I am a computer programmer and I am building a search engine for a client. Right now I am puzzling myself about the order in which I should return search results. There are two obvious orderings:
- Relevancy - Documents that contain most overlap with the query text first.
- Popularity - Documents that are more popular first.
Both of these orderings are too extreme, I would rather have something that is "right in the middle of both of them". Is there any mathematically significant middle ground between these orderings?
Let's take a slightly more mathematically rigorous stab at it.
- Let $D$ be the set of all documents returned in a given search
- Define a relevancy function: $rel:D\rightarrow\mathbb{R}$ that imposes an ordering upon $D$
- Define a popularity function: $pop:D\rightarrow\mathbb{R}$ that imposes an ordering upon $D$
- Define a mixture function: $mix(d;\alpha)=\alpha\cdot rel(d)+(1-\alpha)\cdot pop(d)$
The goal, then, is to determine $\alpha$ such that the ordering imposed upon $D$ by $mix$ is at the "special, magically, just right point" between the ordering imposed by $rel$ and the ordering imposed by $pop$. (Admittedly, my mathematical rigor has broken down here just a bit.)
Thinking naïvely about this, $\alpha=\frac{1}{2}$ seemed to be a good choice, but then I realized that this doesn't take scaling into account at all. For instance, if $pop$ maps $D$ to a much broader range of values than $rel$, then it's possible that the $mix$ ordering will be identical to the $pop$ ordering!
So is there any "sweet-spot" for $\alpha$? Is there a way to determine it? The one I'm visualizing right now has to do with the permutation matrices that map the $rel$ ordering to the $mix$ ordering, (denoted $P_r$), and the permutation matrices that map the $pop$ ordering to the $mix$ ordering, (denoted $P_p$).
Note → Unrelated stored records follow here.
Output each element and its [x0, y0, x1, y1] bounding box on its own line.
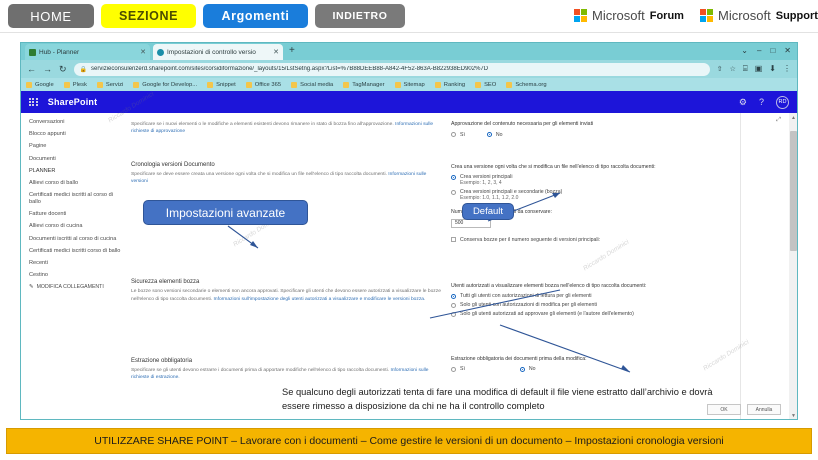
callout-impostazioni-avanzate: Impostazioni avanzate	[143, 200, 308, 225]
close-window-icon[interactable]: ✕	[784, 46, 791, 55]
edit-links-label: MODIFICA COLLEGAMENTI	[37, 284, 104, 290]
sharepoint-favicon-icon	[157, 49, 164, 56]
bookmark-label: Plesk	[73, 82, 87, 88]
checkout-description-text: Specificare se gli utenti devono estrarr…	[131, 368, 389, 373]
column-divider	[740, 113, 741, 420]
sidebar-item-blocco-appunti[interactable]: Blocco appunti	[29, 131, 121, 138]
address-bar[interactable]: 🔒 servizieconsulenzerd.sharepoint.com/si…	[74, 63, 710, 76]
nav-argomenti-button[interactable]: Argomenti	[203, 4, 308, 28]
sidebar-item-documenti-cucina[interactable]: Documenti iscritti al corso di cucina	[29, 236, 121, 243]
extension-icon[interactable]: ⌸	[743, 64, 748, 74]
sidebar-item-cestino[interactable]: Cestino	[29, 272, 121, 279]
radio-label: Solo gli utenti autorizzati ad approvare…	[460, 311, 634, 319]
nav-home-button[interactable]: HOME	[8, 4, 94, 28]
address-bar-url: servizieconsulenzerd.sharepoint.com/site…	[91, 66, 488, 72]
checkout-title: Estrazione obbligatoria	[131, 358, 443, 364]
suite-bar-actions: ⚙ ? RD	[739, 96, 789, 109]
edit-links-button[interactable]: ✎ MODIFICA COLLEGAMENTI	[29, 284, 126, 290]
bookmark-item[interactable]: Snippet	[207, 82, 236, 88]
checkout-description: Specificare se gli utenti devono estrarr…	[131, 367, 443, 381]
microsoft-forum-link[interactable]: Microsoft Forum	[574, 8, 684, 23]
bookmark-label: TagManager	[352, 82, 384, 88]
checkout-radio-si[interactable]: Sì	[451, 366, 465, 372]
radio-label: Tutti gli utenti con autorizzazioni di l…	[460, 293, 592, 299]
folder-icon	[246, 82, 252, 88]
radio-icon	[451, 303, 456, 308]
help-icon[interactable]: ?	[759, 97, 764, 107]
version-history-description-text: Specificare se deve essere creata una ve…	[131, 172, 387, 177]
settings-descriptions-column: Specificare se i nuovi elementi o le mod…	[131, 113, 443, 381]
sidebar-item-documenti[interactable]: Documenti	[29, 156, 121, 163]
bookmark-item[interactable]: Servizi	[97, 82, 123, 88]
draft-visibility-radio-approvers[interactable]: Solo gli utenti autorizzati ad approvare…	[451, 311, 737, 319]
scroll-up-icon[interactable]: ▲	[791, 115, 796, 121]
versioning-minor-example: Esempio: 1.0, 1.1, 1.2, 2.0	[460, 195, 737, 201]
version-history-title: Cronologia versioni Documento	[131, 162, 443, 168]
approval-radio-no[interactable]: No	[487, 132, 503, 138]
sharepoint-left-nav: Conversazioni Blocco appunti Pagine Docu…	[21, 113, 126, 420]
settings-content: ⤢ Specificare se i nuovi elementi o le m…	[126, 113, 797, 420]
microsoft-logo-icon	[700, 9, 713, 22]
radio-icon	[451, 132, 456, 137]
sidebar-item-planner[interactable]: PLANNER	[29, 168, 121, 175]
folder-icon	[506, 82, 512, 88]
bookmark-star-icon[interactable]: ☆	[730, 65, 736, 73]
bookmark-label: Office 365	[255, 82, 281, 88]
folder-icon	[26, 82, 32, 88]
chevron-down-icon[interactable]: ⌄	[741, 46, 748, 55]
checkbox-icon	[451, 237, 456, 242]
browser-extensions: ⌸ ▣ ⬇ ⋮	[743, 64, 791, 74]
cancel-button[interactable]: Annulla	[747, 404, 781, 415]
bookmark-label: Google for Develop...	[142, 82, 197, 88]
sidebar-item-recenti[interactable]: Recenti	[29, 260, 121, 267]
microsoft-forum-label: Forum	[650, 10, 684, 22]
lesson-caption: UTILIZZARE SHARE POINT – Lavorare con i …	[6, 428, 812, 454]
versioning-question: Crea una versione ogni volta che si modi…	[451, 164, 737, 172]
browser-tab-sharepoint-settings[interactable]: Impostazioni di controllo versio ✕	[153, 44, 283, 60]
draft-visibility-radio-editors[interactable]: Solo gli utenti con autorizzazioni di mo…	[451, 302, 737, 308]
close-icon[interactable]: ✕	[140, 48, 146, 56]
downloads-icon[interactable]: ⬇	[769, 64, 776, 74]
share-icon[interactable]: ⇧	[717, 65, 723, 73]
checkout-question: Estrazione obbligatoria dei documenti pr…	[451, 356, 737, 364]
draft-visibility-radio-readers[interactable]: Tutti gli utenti con autorizzazioni di l…	[451, 293, 737, 299]
draft-visibility-question: Utenti autorizzati a visualizzare elemen…	[451, 283, 737, 291]
bookmark-label: SEO	[484, 82, 496, 88]
radio-label: Solo gli utenti con autorizzazioni di mo…	[460, 302, 597, 308]
checkout-radio-no[interactable]: No	[520, 366, 536, 372]
radio-label: No	[529, 366, 536, 372]
radio-icon-selected	[487, 132, 492, 137]
folder-icon	[97, 82, 103, 88]
sidebar-item-allievi-ballo[interactable]: Allievi corso di ballo	[29, 180, 121, 187]
microsoft-logo-icon	[574, 9, 587, 22]
vertical-scrollbar[interactable]: ▲ ▼	[789, 113, 797, 420]
header-divider	[0, 32, 818, 33]
bookmark-item[interactable]: SEO	[475, 82, 496, 88]
bookmarks-bar: Google Plesk Servizi Google for Develop.…	[21, 78, 797, 91]
draft-security-title: Sicurezza elementi bozza	[131, 279, 443, 285]
bookmark-item[interactable]: Social media	[291, 82, 333, 88]
bookmark-item[interactable]: TagManager	[343, 82, 384, 88]
bookmark-item[interactable]: Sitemap	[395, 82, 425, 88]
microsoft-supporto-link[interactable]: Microsoft Supporto	[700, 8, 818, 23]
radio-label: No	[496, 132, 503, 138]
browser-toolbar: ← → ↻ 🔒 servizieconsulenzerd.sharepoint.…	[21, 60, 797, 78]
planner-favicon-icon	[29, 49, 36, 56]
settings-controls-column: Approvazione del contenuto necessaria pe…	[451, 113, 737, 372]
approval-radio-si[interactable]: Sì	[451, 132, 465, 138]
avatar[interactable]: RD	[776, 96, 789, 109]
radio-icon	[451, 190, 456, 195]
browser-tab-planner[interactable]: Hub - Planner ✕	[25, 44, 150, 60]
sidebar-item-certificati-ballo-2[interactable]: Certificati medici iscritti corso di bal…	[29, 248, 121, 255]
scroll-down-icon[interactable]: ▼	[791, 413, 796, 419]
callout-default: Default	[462, 203, 514, 220]
folder-icon	[207, 82, 213, 88]
sharepoint-page-body: Conversazioni Blocco appunti Pagine Docu…	[21, 113, 797, 420]
app-launcher-icon[interactable]	[29, 98, 38, 107]
folder-icon	[64, 82, 70, 88]
sidebar-item-pagine[interactable]: Pagine	[29, 143, 121, 150]
draft-security-description: Le bozze sono versioni secondarie o elem…	[131, 288, 443, 302]
course-navigation-bar: HOME SEZIONE Argomenti INDIETRO Microsof…	[0, 0, 818, 33]
pencil-icon: ✎	[29, 284, 34, 290]
approval-description: Specificare se i nuovi elementi o le mod…	[131, 121, 443, 135]
folder-icon	[475, 82, 481, 88]
bookmark-label: Schema.org	[515, 82, 546, 88]
radio-icon-selected	[520, 367, 525, 372]
bookmark-label: Social media	[300, 82, 333, 88]
bookmark-label: Servizi	[106, 82, 123, 88]
checkbox-label: Conserva bozze per il numero seguente di…	[460, 237, 600, 243]
back-icon[interactable]: ←	[27, 64, 36, 74]
nav-indietro-button[interactable]: INDIETRO	[315, 4, 405, 28]
window-controls: ⌄ – □ ✕	[741, 46, 791, 55]
folder-icon	[435, 82, 441, 88]
radio-icon	[451, 312, 456, 317]
bookmark-label: Ranking	[444, 82, 465, 88]
maximize-icon[interactable]: □	[770, 46, 775, 55]
lock-icon: 🔒	[80, 66, 87, 73]
folder-icon	[343, 82, 349, 88]
approval-question: Approvazione del contenuto necessaria pe…	[451, 121, 737, 129]
bookmark-label: Sitemap	[404, 82, 425, 88]
radio-icon-selected	[451, 294, 456, 299]
close-icon[interactable]: ✕	[273, 48, 279, 56]
draft-security-info-link[interactable]: Informazioni sull'impostazione degli ute…	[214, 297, 426, 302]
radio-label: Sì	[460, 132, 465, 138]
folder-icon	[133, 82, 139, 88]
microsoft-brand-label: Microsoft	[718, 8, 771, 23]
tab-title: Impostazioni di controllo versio	[167, 49, 270, 56]
expand-icon[interactable]: ⤢	[776, 117, 781, 124]
versioning-major-example: Esempio: 1, 2, 3, 4	[460, 180, 737, 186]
bookmark-item[interactable]: Plesk	[64, 82, 87, 88]
omnibox-actions: ⇧ ☆	[717, 65, 736, 73]
bookmark-item[interactable]: Schema.org	[506, 82, 546, 88]
bookmark-item[interactable]: Google	[26, 82, 54, 88]
folder-icon	[291, 82, 297, 88]
approval-description-text: Specificare se i nuovi elementi o le mod…	[131, 122, 394, 127]
sidebar-item-allievi-cucina[interactable]: Allievi corso di cucina	[29, 223, 121, 230]
bookmark-item[interactable]: Ranking	[435, 82, 465, 88]
radio-icon-selected	[451, 175, 456, 180]
version-history-description: Specificare se deve essere creata una ve…	[131, 171, 443, 185]
reload-icon[interactable]: ↻	[59, 64, 67, 75]
browser-tab-strip: Hub - Planner ✕ Impostazioni di controll…	[21, 43, 797, 60]
scrollbar-thumb[interactable]	[790, 131, 797, 251]
radio-label: Sì	[460, 366, 465, 372]
sidebar-item-fatture-docenti[interactable]: Fatture docenti	[29, 211, 121, 218]
nav-sezione-button[interactable]: SEZIONE	[101, 4, 196, 28]
microsoft-brand-label: Microsoft	[592, 8, 645, 23]
sidebar-item-certificati-ballo[interactable]: Certificati medici iscritti al corso di …	[29, 192, 121, 206]
gear-icon[interactable]: ⚙	[739, 97, 747, 108]
bookmark-label: Snippet	[216, 82, 236, 88]
microsoft-supporto-label: Supporto	[776, 10, 818, 22]
sharepoint-brand-label[interactable]: SharePoint	[48, 97, 98, 107]
screenshot-root: HOME SEZIONE Argomenti INDIETRO Microsof…	[0, 0, 818, 460]
sidebar-icon[interactable]: ▣	[755, 64, 763, 74]
bookmark-item[interactable]: Google for Develop...	[133, 82, 197, 88]
folder-icon	[395, 82, 401, 88]
tab-title: Hub - Planner	[39, 49, 137, 56]
forward-icon[interactable]: →	[43, 64, 52, 74]
new-tab-button[interactable]: +	[289, 46, 295, 56]
bookmark-item[interactable]: Office 365	[246, 82, 281, 88]
radio-icon	[451, 367, 456, 372]
annotation-note: Se qualcuno degli autorizzati tenta di f…	[282, 385, 722, 414]
minimize-icon[interactable]: –	[757, 46, 761, 55]
browser-menu-icon[interactable]: ⋮	[783, 64, 791, 74]
bookmark-label: Google	[35, 82, 54, 88]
If $\alpha=1$ then $P_r$ is the identity matrix and $P_p$ is "as scattered as possible". If $\alpha=0$ then $P_r$ is "as scattered as possible" and $P_p$ is the identity matrix. Is there some value for $\alpha$ that balances these two extremes, so that $P_r$ and $P_p$ reside as close as possible to the identity matrix without hurting the other? Is there any other notable points between the $rel$ and $pop$ ordering that I haven't considered?